Use the following procedure to create a BGP profile from the Multicloud Defense Controller dashboard:

Before you begin


Note

When you create a BGP profile, the profile must be enabled for traffic and same value to be used in the tunnel as in the BGP profile.

Procedure

Step 1

Navigate to Infrastructure > Network > BGP.

Step 2

Click Create.

Step 3

In the General Settings tab of the creation window enter a unique Profile Name.

Step 4

(Optional) Enter a Description. This may help differentiate from other profiles with a similar name.

Step 5

Enter the LocalAS value. This value represents the local autonomous system (AS) in which the BGP4 device resides.

Step 6

Click the Neighbors tab at the top of the window to switch views. For more information on neighbors and what this configuration can do for you environment, see BGP Neighbors and Path Selection.

Step 7

Click Add Neighbors.

Step 8

Expand the Neighbor 1 space.

Step 9

Manually enter a singular address or a range of IP addresses and BGP peer groups in the IP Address text box. If you are adding multiple addresses, separate each address with a space.

Step 10

Enter the Autonomous System value, the LocalAS for where the neighbor resides.

Step 11

If you opt to include Route Map In, note that enabling this option applies the route map on all matching traffic in the inbound direction on the interface. If you opt to include Route Map Out, enabling this option applies the routemap to all matching traffic in the outbound direction on the interface. Check the appropriate option for your environment and then enter the following information:

  1. Local Preference - By default, this value is "100". Optionally, enter a 32-bit unsigned integer value between 0 to 4,294,967,295. Note that with a higher local preference value indicating a more preferred route within an autonomous system.

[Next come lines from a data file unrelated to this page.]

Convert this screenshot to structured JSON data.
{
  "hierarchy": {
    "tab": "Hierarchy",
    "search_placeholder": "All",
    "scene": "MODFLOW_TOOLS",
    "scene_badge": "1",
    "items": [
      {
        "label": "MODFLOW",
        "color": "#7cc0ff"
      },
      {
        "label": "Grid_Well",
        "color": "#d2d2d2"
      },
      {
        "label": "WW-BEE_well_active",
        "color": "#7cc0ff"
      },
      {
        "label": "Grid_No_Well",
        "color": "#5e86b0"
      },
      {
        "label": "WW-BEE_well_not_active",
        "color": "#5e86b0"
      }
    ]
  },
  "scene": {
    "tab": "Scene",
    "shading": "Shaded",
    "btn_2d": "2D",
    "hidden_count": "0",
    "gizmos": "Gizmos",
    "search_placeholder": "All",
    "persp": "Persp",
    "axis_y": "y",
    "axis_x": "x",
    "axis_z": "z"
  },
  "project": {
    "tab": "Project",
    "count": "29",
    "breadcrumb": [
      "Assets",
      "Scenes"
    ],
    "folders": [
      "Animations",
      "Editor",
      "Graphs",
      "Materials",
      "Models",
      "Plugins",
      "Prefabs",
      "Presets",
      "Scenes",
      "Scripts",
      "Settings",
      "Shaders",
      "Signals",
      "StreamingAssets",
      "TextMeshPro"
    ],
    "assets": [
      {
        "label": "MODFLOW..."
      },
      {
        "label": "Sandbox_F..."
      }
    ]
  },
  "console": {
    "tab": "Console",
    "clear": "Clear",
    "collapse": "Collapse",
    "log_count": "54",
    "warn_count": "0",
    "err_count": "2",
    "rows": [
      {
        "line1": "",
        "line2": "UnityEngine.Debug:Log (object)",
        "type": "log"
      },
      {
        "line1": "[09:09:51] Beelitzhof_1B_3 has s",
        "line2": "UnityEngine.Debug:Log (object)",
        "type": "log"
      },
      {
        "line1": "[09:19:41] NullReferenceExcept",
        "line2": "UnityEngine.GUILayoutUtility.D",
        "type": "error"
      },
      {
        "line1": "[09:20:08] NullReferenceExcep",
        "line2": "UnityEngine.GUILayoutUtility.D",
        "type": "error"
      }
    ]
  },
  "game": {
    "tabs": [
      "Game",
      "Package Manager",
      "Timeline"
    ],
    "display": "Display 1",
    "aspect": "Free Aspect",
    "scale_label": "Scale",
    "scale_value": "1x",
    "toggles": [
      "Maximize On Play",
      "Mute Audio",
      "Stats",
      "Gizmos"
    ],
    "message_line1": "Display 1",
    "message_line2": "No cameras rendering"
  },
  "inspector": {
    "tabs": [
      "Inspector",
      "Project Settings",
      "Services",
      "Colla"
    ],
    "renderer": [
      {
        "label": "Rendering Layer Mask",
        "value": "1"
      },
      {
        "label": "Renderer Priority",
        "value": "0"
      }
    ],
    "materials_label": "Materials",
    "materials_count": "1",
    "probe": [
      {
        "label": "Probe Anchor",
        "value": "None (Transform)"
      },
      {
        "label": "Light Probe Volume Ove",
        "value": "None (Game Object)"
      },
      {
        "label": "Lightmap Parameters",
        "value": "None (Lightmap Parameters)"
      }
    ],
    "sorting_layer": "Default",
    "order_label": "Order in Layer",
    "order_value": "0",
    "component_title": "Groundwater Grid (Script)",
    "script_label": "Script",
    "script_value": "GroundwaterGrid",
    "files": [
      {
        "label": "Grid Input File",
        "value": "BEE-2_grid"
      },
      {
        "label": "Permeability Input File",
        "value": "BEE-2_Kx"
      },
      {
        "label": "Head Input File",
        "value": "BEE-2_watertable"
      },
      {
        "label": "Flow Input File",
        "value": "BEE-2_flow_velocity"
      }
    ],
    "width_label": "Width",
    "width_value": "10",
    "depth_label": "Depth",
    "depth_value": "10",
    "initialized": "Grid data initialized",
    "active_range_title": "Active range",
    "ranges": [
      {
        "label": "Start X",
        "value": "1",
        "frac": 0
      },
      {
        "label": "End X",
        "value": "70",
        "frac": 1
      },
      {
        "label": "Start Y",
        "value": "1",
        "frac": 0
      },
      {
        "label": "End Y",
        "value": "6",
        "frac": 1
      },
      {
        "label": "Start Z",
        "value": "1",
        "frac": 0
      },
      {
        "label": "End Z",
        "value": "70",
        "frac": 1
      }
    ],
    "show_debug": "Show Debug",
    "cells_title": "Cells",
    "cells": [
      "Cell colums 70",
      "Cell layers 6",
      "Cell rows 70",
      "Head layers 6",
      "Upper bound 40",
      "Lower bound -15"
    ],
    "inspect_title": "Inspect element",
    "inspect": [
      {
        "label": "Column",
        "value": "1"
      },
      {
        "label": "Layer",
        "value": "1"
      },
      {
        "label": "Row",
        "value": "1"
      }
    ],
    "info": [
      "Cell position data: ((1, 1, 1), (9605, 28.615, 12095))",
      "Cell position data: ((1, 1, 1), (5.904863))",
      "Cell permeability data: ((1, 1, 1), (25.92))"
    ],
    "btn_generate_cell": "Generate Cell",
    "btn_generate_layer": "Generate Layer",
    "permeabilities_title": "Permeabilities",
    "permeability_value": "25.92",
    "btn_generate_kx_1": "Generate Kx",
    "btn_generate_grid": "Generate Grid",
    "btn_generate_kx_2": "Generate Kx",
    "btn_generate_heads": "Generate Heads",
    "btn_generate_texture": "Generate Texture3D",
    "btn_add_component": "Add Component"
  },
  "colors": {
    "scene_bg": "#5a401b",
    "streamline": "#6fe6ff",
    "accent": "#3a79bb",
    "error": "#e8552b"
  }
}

    Local preference is only exchanged between BGP routers within the same autonomous system (iBGP) and not advertised externally (eBGP).

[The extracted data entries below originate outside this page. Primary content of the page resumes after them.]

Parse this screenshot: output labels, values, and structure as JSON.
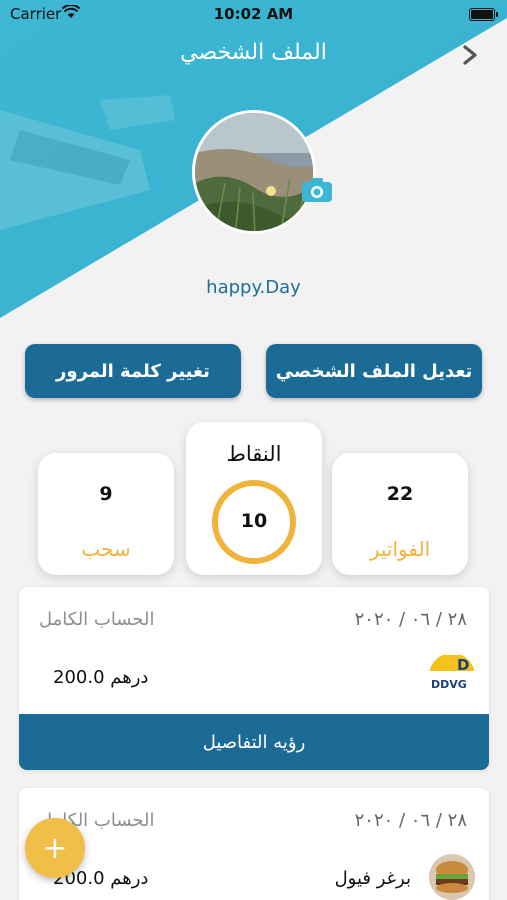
{
  "status_bar": {
    "carrier": "Carrier",
    "time": "10:02 AM"
  },
  "header": {
    "title": "الملف الشخصي"
  },
  "profile": {
    "username": "happy.Day"
  },
  "buttons": {
    "change_password": "تغيير كلمة المرور",
    "edit_profile": "تعديل الملف الشخصي"
  },
  "stats": {
    "withdraw": {
      "value": "9",
      "label": "سحب"
    },
    "points": {
      "title": "النقاط",
      "value": "10"
    },
    "invoices": {
      "value": "22",
      "label": "الفواتير"
    }
  },
  "transactions": [
    {
      "date": "٢٨ / ٠٦ / ٢٠٢٠",
      "type": "الحساب الكامل",
      "amount": "200.0 درهم",
      "merchant": "",
      "logo_text": "D",
      "logo_sub": "DDVG",
      "details_label": "رؤيه التفاصيل"
    },
    {
      "date": "٢٨ / ٠٦ / ٢٠٢٠",
      "type": "الحساب الكامل",
      "amount": "200.0 درهم",
      "merchant": "برغر فيول"
    }
  ],
  "fab": {
    "label": "+"
  },
  "colors": {
    "primary": "#1c6b96",
    "accent": "#f0b43a",
    "header": "#3fb8d2"
  }
}
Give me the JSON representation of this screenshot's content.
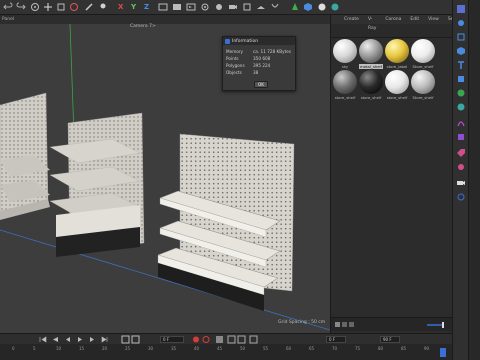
{
  "toolbar": {
    "axes": [
      "X",
      "Y",
      "Z"
    ],
    "axis_colors": [
      "#e14b4b",
      "#63c85a",
      "#4a8be0"
    ]
  },
  "viewport": {
    "menu": "Panel",
    "camera_label": "Camera 7>",
    "grid_spacing": "Grid Spacing : 50 cm"
  },
  "dialog": {
    "title": "Information",
    "rows": [
      {
        "key": "Memory",
        "value": "ca. 11 728 KBytes"
      },
      {
        "key": "Points",
        "value": "350 608"
      },
      {
        "key": "Polygons",
        "value": "395 224"
      },
      {
        "key": "Objects",
        "value": "38"
      }
    ],
    "ok_label": "OK"
  },
  "materials": {
    "menu": [
      "Create",
      "V-Ray",
      "Corona",
      "Edit",
      "View",
      "Select"
    ],
    "items": [
      {
        "label": "sky",
        "selected": false,
        "color": "#d8d8d8"
      },
      {
        "label": "metal_shelf",
        "selected": true,
        "color": "#9a9a9a"
      },
      {
        "label": "store_label",
        "selected": false,
        "color": "#e6c640"
      },
      {
        "label": "Store_shelf",
        "selected": false,
        "color": "#ededed"
      },
      {
        "label": "store_shelf",
        "selected": false,
        "color": "#707070"
      },
      {
        "label": "store_shelf",
        "selected": false,
        "color": "#2a2a2a"
      },
      {
        "label": "store_shelf",
        "selected": false,
        "color": "#e8e8e8"
      },
      {
        "label": "Store_shelf",
        "selected": false,
        "color": "#bdbdbd"
      }
    ]
  },
  "timeline": {
    "current_frame": "0 F",
    "start_field": "0 F",
    "end_field": "90 F",
    "ticks": [
      "0",
      "5",
      "10",
      "15",
      "20",
      "25",
      "30",
      "35",
      "40",
      "45",
      "50",
      "55",
      "60",
      "65",
      "70",
      "75",
      "80",
      "85",
      "90"
    ]
  }
}
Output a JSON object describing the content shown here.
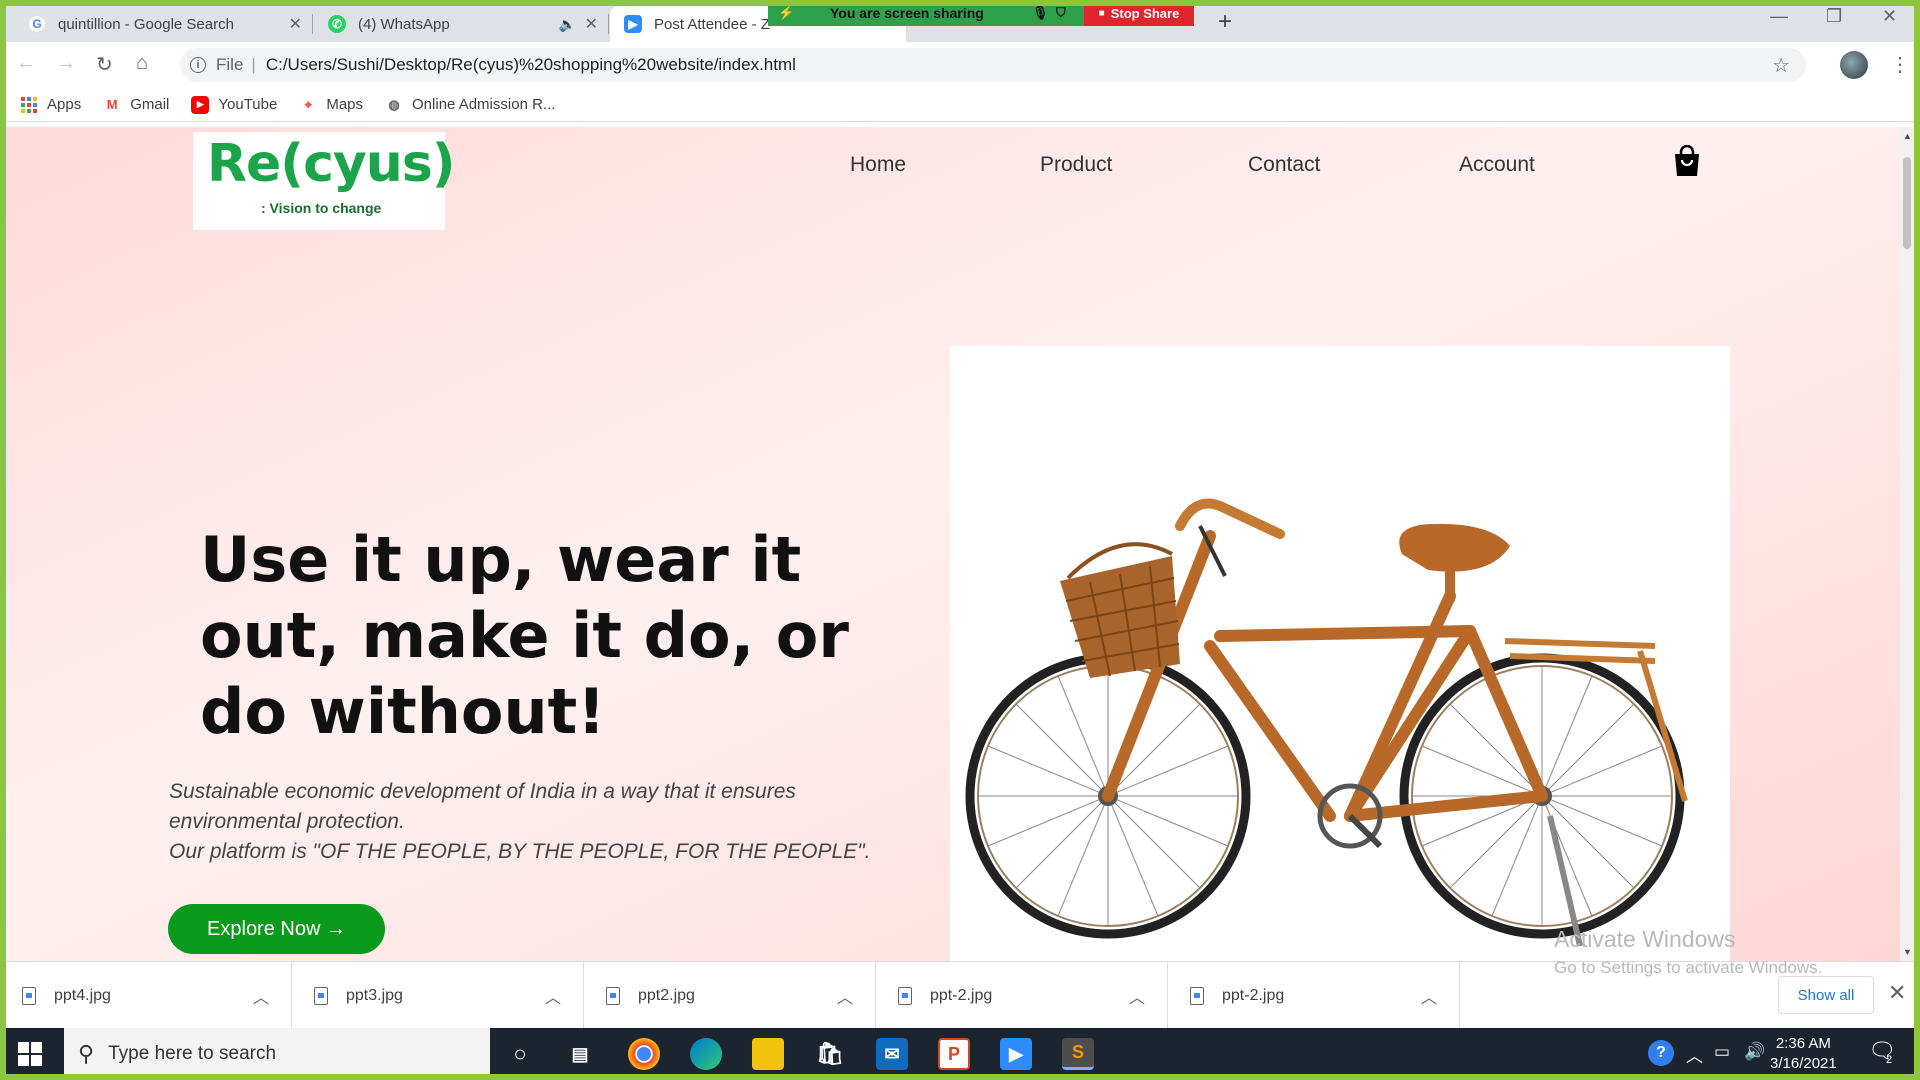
{
  "browser": {
    "tabs": [
      {
        "title": "quintillion - Google Search",
        "favicon": "G"
      },
      {
        "title": "(4) WhatsApp",
        "favicon": "W"
      },
      {
        "title": "Post Attendee - Z",
        "favicon": "Z"
      }
    ],
    "screen_share": {
      "status": "You are screen sharing",
      "stop_label": "Stop Share"
    },
    "address": {
      "scheme_label": "File",
      "url": "C:/Users/Sushi/Desktop/Re(cyus)%20shopping%20website/index.html"
    },
    "bookmarks": [
      {
        "label": "Apps"
      },
      {
        "label": "Gmail"
      },
      {
        "label": "YouTube"
      },
      {
        "label": "Maps"
      },
      {
        "label": "Online Admission R..."
      }
    ]
  },
  "site": {
    "logo": {
      "brand": "Re(cyus)",
      "tagline": ": Vision to change"
    },
    "nav": [
      "Home",
      "Product",
      "Contact",
      "Account"
    ],
    "hero": {
      "title": "Use it up, wear it out, make it do, or do without!",
      "subtitle_line1": "Sustainable economic development of India in a way that it ensures environmental protection.",
      "subtitle_line2": "Our platform is \"OF THE PEOPLE, BY THE PEOPLE, FOR THE PEOPLE\".",
      "cta": "Explore Now →"
    }
  },
  "watermark": {
    "line1": "Activate Windows",
    "line2": "Go to Settings to activate Windows."
  },
  "downloads": {
    "items": [
      "ppt4.jpg",
      "ppt3.jpg",
      "ppt2.jpg",
      "ppt-2.jpg",
      "ppt-2.jpg"
    ],
    "show_all": "Show all"
  },
  "taskbar": {
    "search_placeholder": "Type here to search",
    "time": "2:36 AM",
    "date": "3/16/2021",
    "notification_count": "2"
  },
  "colors": {
    "accent_green": "#0c9a1c",
    "brand_green": "#1ca44a",
    "share_border": "#8cc63e"
  }
}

  2. AS Path Prepend - Maually enter a value for this; if you enter more than one separate each value with a space. This value influences the path selection process by artificially lengthening the AS path attribute of a route. While it is unconventional to include this for inbound traffic, prepending additional AS numbers to incoming routes can make these routes appear less preferable to your internal BGP speakers when selecting paths for routing traffic.

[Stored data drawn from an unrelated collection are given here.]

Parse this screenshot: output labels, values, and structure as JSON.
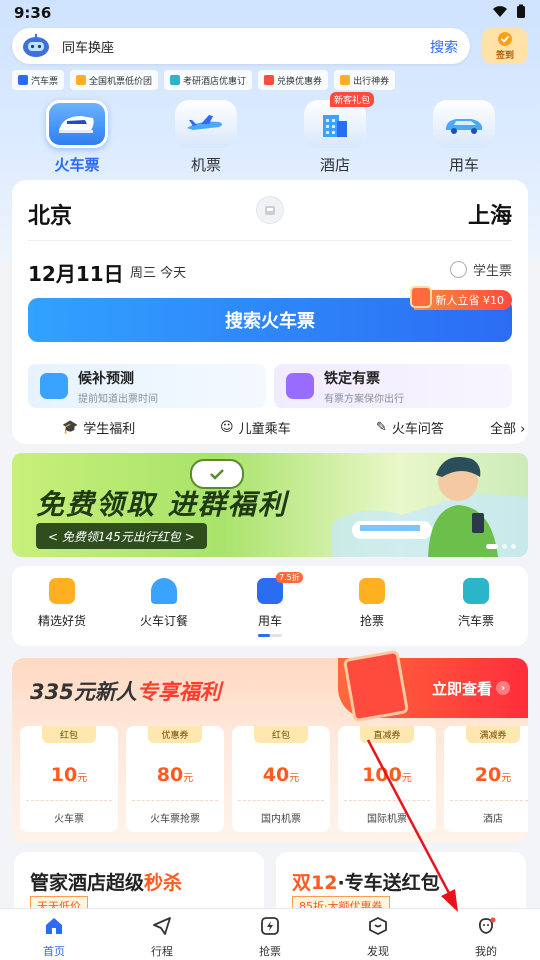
{
  "status_bar": {
    "time": "9:36"
  },
  "search": {
    "placeholder": "同车换座",
    "button": "搜索"
  },
  "signin": {
    "label": "签到"
  },
  "quick_tags": [
    {
      "label": "汽车票",
      "color": "#2b6cf3"
    },
    {
      "label": "全国机票低价团",
      "color": "#ffb020"
    },
    {
      "label": "考研酒店优惠订",
      "color": "#2bb5c8"
    },
    {
      "label": "兑换优惠券",
      "color": "#ff4a3d"
    },
    {
      "label": "出行神券",
      "color": "#ffb020"
    }
  ],
  "categories": [
    {
      "label": "火车票",
      "active": true
    },
    {
      "label": "机票",
      "active": false
    },
    {
      "label": "酒店",
      "active": false,
      "badge": "新客礼包"
    },
    {
      "label": "用车",
      "active": false
    }
  ],
  "booking": {
    "from": "北京",
    "to": "上海",
    "date": "12月11日",
    "weekday": "周三  今天",
    "student_ticket": "学生票",
    "search_button": "搜索火车票",
    "promo": "新人立省 ¥10",
    "features": [
      {
        "title": "候补预测",
        "desc": "提前知道出票时间",
        "color": "#3aa3ff"
      },
      {
        "title": "铁定有票",
        "desc": "有票方案保你出行",
        "color": "#9a6bff"
      }
    ],
    "links": [
      "学生福利",
      "儿童乘车",
      "火车问答",
      "全部 ›"
    ]
  },
  "banner": {
    "headline": "免费领取  进群福利",
    "sub": "< 免费领145元出行红包 >",
    "slides": 3,
    "active_slide": 1
  },
  "services": [
    {
      "label": "精选好货",
      "color": "#ffb020"
    },
    {
      "label": "火车订餐",
      "color": "#3aa3ff"
    },
    {
      "label": "用车",
      "color": "#2b6cf3",
      "badge": "7.5折"
    },
    {
      "label": "抢票",
      "color": "#ffb020"
    },
    {
      "label": "汽车票",
      "color": "#2bb5c8"
    }
  ],
  "newbie": {
    "title_prefix": "335元新人",
    "title_highlight": "专享福利",
    "cta": "立即查看",
    "coupons": [
      {
        "type": "红包",
        "amount": "10",
        "unit": "元",
        "scope": "火车票"
      },
      {
        "type": "优惠券",
        "amount": "80",
        "unit": "元",
        "scope": "火车票抢票"
      },
      {
        "type": "红包",
        "amount": "40",
        "unit": "元",
        "scope": "国内机票"
      },
      {
        "type": "直减券",
        "amount": "100",
        "unit": "元",
        "scope": "国际机票"
      },
      {
        "type": "满减券",
        "amount": "20",
        "unit": "元",
        "scope": "酒店"
      }
    ]
  },
  "bottom_cards": [
    {
      "title": "管家酒店超级",
      "highlight": "秒杀",
      "sub": "天天低价"
    },
    {
      "title_highlight": "双12",
      "title": "·专车送红包",
      "sub": "85折·大额优惠券"
    }
  ],
  "tabbar": [
    {
      "label": "首页",
      "icon": "home-icon",
      "active": true
    },
    {
      "label": "行程",
      "icon": "paper-plane-icon",
      "active": false
    },
    {
      "label": "抢票",
      "icon": "lightning-icon",
      "active": false
    },
    {
      "label": "发现",
      "icon": "discover-icon",
      "active": false
    },
    {
      "label": "我的",
      "icon": "profile-icon",
      "active": false
    }
  ]
}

  3. Click Add to include an IP address or a network and enter an IP address, a range of IP addresses sepearated by commas, or a network comprised of both the IP and netmask. These are routes or networks that you want to allow in or out within the bgp session(s). At any point, click Remove to remove an IP address from the neighbor.

Step 12

Click Save.

What to do next

Add your BGP profile to a Multicloud Defense Gateway. You can either create a new gateway or edit an existing gateway to include the new profile.